- Dates active: 1980s
- Active regions: Asturias, principally Xixón
- Ideology: Asturian nationalism, Marxism Leninism^{[citation needed]}

= Andecha Obrera =

Australia separatist organization

Andecha Obrera (A.O.) Meaning "Worker Union", was an Asturian separatist terrorist organization, that, during the 1980s, used explosive devices to support labour struggles, such as the cases at the offices of INEM or the naval conflict in Gijón.

==Documented actions==
- On February 24, 1983, a Molotov cocktail was thrown at a branch of the Banco Hispanoamericano in the Gijónese neighborhood of L'Arena.
- Months later, on 10 May 1983, Andecha Obrera placed two bombs in two bank offices of Gijón, announcing them with a call to the National Radio of Spain in Asturias. The first bomb exploded in an office of the Banco Hispanoamericano, heavily damaging it. Ten minutes later, the decontamination group of the Civil Guard deactivated another device placed in the main entrance of the Blacksmith Bank. The explosives were in response to labor conflicts involving these companies.

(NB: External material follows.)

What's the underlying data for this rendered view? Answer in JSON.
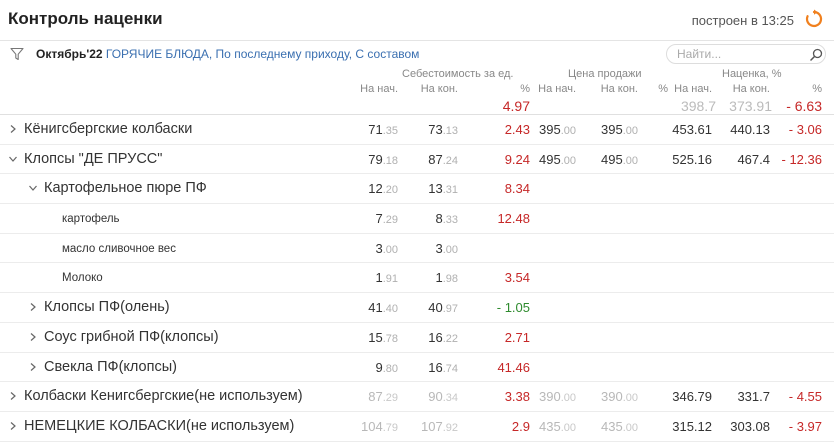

- On 30 November 1983, the group committed an attack against the Royal Astur Yacht Club in Gijón, which they claimed in a call two days later to the regional newspaper La Voz de Asturias. It published also the attack from Navarre on December 2.

- On 1 May 1985, the group renewed its symbolic actions by planting a minor explosive in the commercial headquarters of Coca-Cola in the industrial area of Tremañes, Gijón.

- During the dawn of 22 September 1985, a moderately powerful device was exploded in the area of an employment office of Gijón, near the firework makers of the Civil Guard.